Le point hebdo de La Financière de l'Echiquier (LFDE) daté du 3 novembre 2025, par Clément Inbona, gérant
3 points à retenir :
La Chine suspend les restrictions sur les terres rares et intensifie sa coopération sur le Fentanyl, tandis que les États-Unis réduisent leurs taxes douanières.
Pékin démontre sa capacité à utiliser des leviers géoéconomiques comparables au dollar américain.
La Chine se positionne désormais comme défenseur du multilatéralisme face à l’« America First ».
Le 30 octobre à Busan en Corée du Sud, Xi Jinping et Donald Trump, les deux hommes les plus puissants du monde se sont rencontrés pour mettre à plat leurs différends. Après des semaines de joutes à distance, la hache de guerre semble, au moins temporairement, enterrée. Les deux parties sont parvenues à un accord, sur le fond d’abord, la forme devant suivre dans les semaines à venir.
En voici les contours. Pékin accepte de suspendre pendant un an les restrictions d’exportation de terres rares, s’engage à acheter « d’immenses quantités » de soja américain et va renforcer sa lutte contre la production de précurseurs chimiques du Fentanyl, un opioïde qui fait des ravages parmi la population américaine. En face, Washington va diminuer de 10% les taxes douanières sur les produits chinois – soit une taxe de 30% en moyenne – et relâcher certaines contraintes qui pesaient sur l’exportation de puces électroniques vers l’Empire du Milieu. Si ces concessions dessinent les contours d’un cessez-le-feu ou d’une guerre froide après un conflit ouvert, cet épisode de guerre commerciale débridée depuis début avril illustre bien des mutations de l’ordre mondial.
« En utilisant l’arme des terres rares, la Chine a démontré qu’en tant que principale productrice et raffineuse quasi-exclusive, elle disposait d’une arme de dissuasion massive contre les menaces de Washington. »
En utilisant l’arme des terres rares, ces matériaux cruciaux pour la production d’armes, de véhicules ou des biens électroniques, la Chine a démontré qu’en tant que principale productrice et raffineuse quasi-exclusive, elle disposait d’une arme de dissuasion massive contre les menaces de Washington. En posant des conditions drastiques à l’utilisation de terres rares passées par son sol, Pékin a également démontré sa capacité à exercer son influence au-delà de ses frontières. Comme la Maison Blanche peut le faire grâce au dollar, l’extraterritorialité coercitive chinoise est une menace réelle et crédible.
En réduisant les taxes douanières sur la Chine, Donald Trump retire à Pékin son statut de cible numéro 1. L’Inde et le Brésil deviennent les partenaires les plus durement touchés par des taxes douanières états-uniennes.

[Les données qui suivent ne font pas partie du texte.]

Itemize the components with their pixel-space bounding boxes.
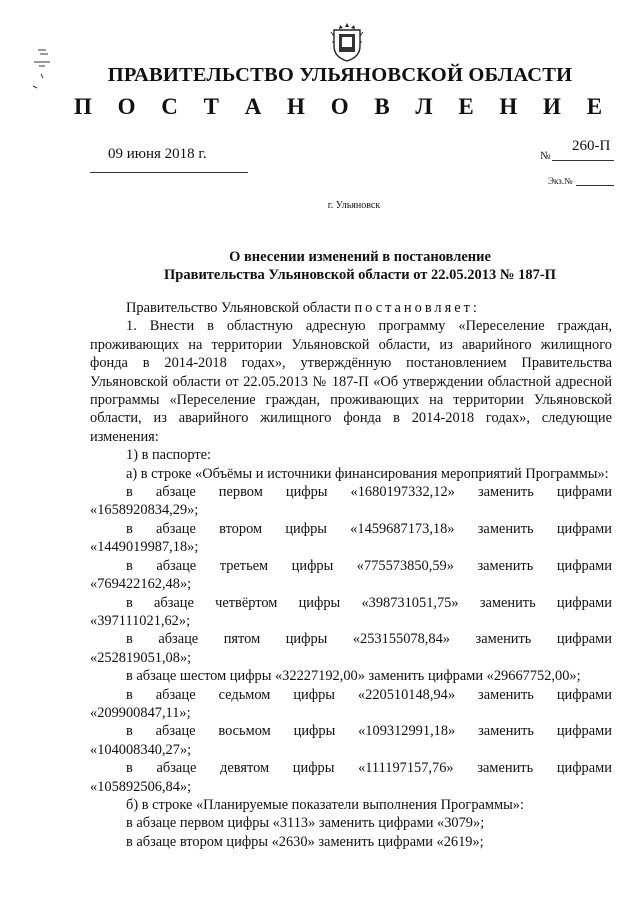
amendment-word: цифрами: [556, 631, 612, 648]
intro-colon: :: [472, 300, 477, 316]
amendment-word: первом: [218, 484, 263, 501]
amendment-new-value: «104008340,27»;: [90, 741, 192, 758]
amendment-word: «111197157,76»: [358, 760, 454, 777]
amendment-word: «220510148,94»: [357, 686, 456, 703]
government-title: ПРАВИТЕЛЬСТВО УЛЬЯНОВСКОЙ ОБЛАСТИ: [107, 64, 573, 86]
amendment-word: абзаце: [154, 594, 194, 611]
amendment-word: абзаце: [155, 686, 196, 703]
amendment-word: цифрами: [556, 760, 612, 777]
amendment-word: в: [126, 520, 133, 537]
amendment-word: в: [126, 760, 133, 777]
city-name: г. Ульяновск: [327, 200, 381, 211]
amendment-word: «1680197332,12»: [350, 484, 455, 501]
document-type-title: П О С Т А Н О В Л Е Н И Е: [73, 94, 613, 119]
amendment-word: в: [126, 631, 133, 648]
document-body: [90, 299, 612, 851]
amendment-word: третьем: [219, 557, 269, 574]
amendment-word: цифрами: [556, 557, 612, 574]
amendment-word: в: [126, 484, 133, 501]
amendment-word: цифрами: [556, 723, 612, 740]
document-number: 260-П: [572, 138, 611, 154]
amendment-word: заменить: [478, 686, 534, 703]
amendment-word: заменить: [477, 520, 534, 537]
amendment-word: пятом: [223, 631, 261, 648]
amendment-word: цифры: [292, 760, 335, 777]
amendment-word: цифрами: [556, 484, 612, 501]
amendment-sixth: в абзаце шестом цифры «32227192,00» заменить цифрами «29667752,00»;: [126, 668, 581, 685]
amendment-indicator-2: в абзаце втором цифры «2630» заменить цифрами «2619»;: [126, 833, 484, 850]
amendment-word: седьмом: [218, 686, 271, 703]
amendment-word: «253155078,84»: [352, 631, 450, 648]
subject-line-2: Правительства Ульяновской области от 22.05.2013 № 187-П: [164, 267, 556, 283]
amendment-row: [90, 759, 612, 777]
amendment-row: [90, 686, 612, 704]
amendment-word: абзаце: [156, 557, 197, 574]
amendment-word: цифры: [298, 594, 341, 611]
amendment-rows-group-1: [90, 483, 612, 667]
clause-1: 1. Внести в областную адресную программу «Переселение граждан, проживающих на территории Ульяновской области, из аварийного жилищного фонда в 2014-2018 годах», утверждённую постановлением Правительства Ульяновской области от 22.05.2013 № 187-П «Об утверждении областной адресной программы «Переселение граждан, проживающих на территории Ульяновской области, из аварийного жилищного фонда в 2014-2018 годах», следующие изменения:: [90, 318, 612, 445]
amendment-word: заменить: [475, 631, 532, 648]
clause-1-1: 1) в паспорте:: [126, 447, 212, 464]
amendment-word: в: [126, 686, 133, 703]
amendment-word: абзаце: [156, 760, 197, 777]
number-underline: [552, 160, 614, 161]
intro-paragraph: [90, 299, 612, 317]
amendment-word: абзаце: [155, 484, 196, 501]
amendment-row: [90, 722, 612, 740]
amendment-row: [90, 594, 612, 612]
amendment-word: цифры: [293, 686, 335, 703]
amendment-new-value: «209900847,11»;: [90, 704, 191, 721]
amendment-rows-group-2: [90, 686, 612, 796]
amendment-word: «1459687173,18»: [350, 520, 455, 537]
subject-line-1: О внесении изменений в постановление: [229, 249, 491, 265]
amendment-new-value: «1449019987,18»;: [90, 539, 199, 556]
amendment-word: девятом: [220, 760, 270, 777]
amendment-word: цифры: [285, 484, 328, 501]
amendment-word: «109312991,18»: [358, 723, 456, 740]
amendment-word: в: [126, 594, 133, 611]
clause-1-1-b: б) в строке «Планируемые показатели выполнения Программы»:: [126, 796, 524, 813]
copy-number-underline: [576, 185, 614, 186]
amendment-new-value: «1658920834,29»;: [90, 502, 199, 519]
clause-1-1-a: а) в строке «Объёмы и источники финансирования мероприятий Программы»:: [126, 465, 609, 482]
amendment-word: «398731051,75»: [361, 594, 459, 611]
amendment-new-value: «105892506,84»;: [90, 778, 192, 795]
amendment-indicator-1: в абзаце первом цифры «3113» заменить цифрами «3079»;: [126, 815, 485, 832]
amendment-word: заменить: [478, 723, 534, 740]
amendment-word: в: [126, 723, 133, 740]
amendment-word: цифры: [293, 723, 336, 740]
amendment-word: заменить: [479, 594, 536, 611]
amendment-word: заменить: [477, 557, 534, 574]
amendment-word: цифры: [285, 520, 327, 537]
document-date: 09 июня 2018 г.: [108, 146, 207, 162]
amendment-row: [90, 557, 612, 575]
number-label: №: [540, 150, 551, 162]
amendment-word: цифры: [291, 557, 334, 574]
amendment-new-value: «769422162,48»;: [90, 576, 192, 593]
amendment-word: цифрами: [556, 520, 612, 537]
amendment-word: заменить: [477, 484, 534, 501]
intro-resolves: постановляет: [354, 300, 473, 316]
amendment-word: цифрами: [556, 594, 612, 611]
amendment-word: втором: [219, 520, 263, 537]
amendment-word: цифрами: [556, 686, 612, 703]
amendment-row: [90, 520, 612, 538]
amendment-row: [90, 483, 612, 501]
amendment-new-value: «397111021,62»;: [90, 612, 191, 629]
intro-text: Правительство Ульяновской области: [126, 300, 355, 316]
amendment-word: абзаце: [155, 723, 196, 740]
amendment-word: в: [126, 557, 133, 574]
coat-of-arms-emblem-icon: [330, 22, 364, 62]
amendment-word: абзаце: [158, 631, 199, 648]
date-underline: [90, 172, 248, 173]
document-subject: [100, 248, 620, 284]
amendment-word: четвёртом: [215, 594, 278, 611]
amendment-word: заменить: [477, 760, 534, 777]
copy-number-label: Экз.№: [548, 176, 573, 186]
amendment-new-value: «252819051,08»;: [90, 649, 192, 666]
amendment-word: абзаце: [156, 520, 196, 537]
amendment-row: [90, 630, 612, 648]
amendment-word: «775573850,59»: [356, 557, 454, 574]
amendment-word: цифры: [285, 631, 328, 648]
amendment-word: восьмом: [218, 723, 271, 740]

La séquence de guerre commerciale d’avril à octobre marque un basculement. Avec la fin du multilatéralisme américain vers la nouvelle doctrine « America First », la Chine s’est muée en apôtre du libre-échange et du multilatéralisme, en particulier avec ses partenaires régionaux. Le retrait des Etats-Unis de nombreux organismes supranationaux ouvre la porte à Pékin, pour endosser ce rôle et ainsi peser plus lourdement sur l’échiquier mondial.
Pour les marchés financiers et la croissance mondiale, cet accord ôte un risque qui planait depuis un semestre, vecteur de volatilité. De quoi donner de l’élan vers de nouveaux sommets boursiers ?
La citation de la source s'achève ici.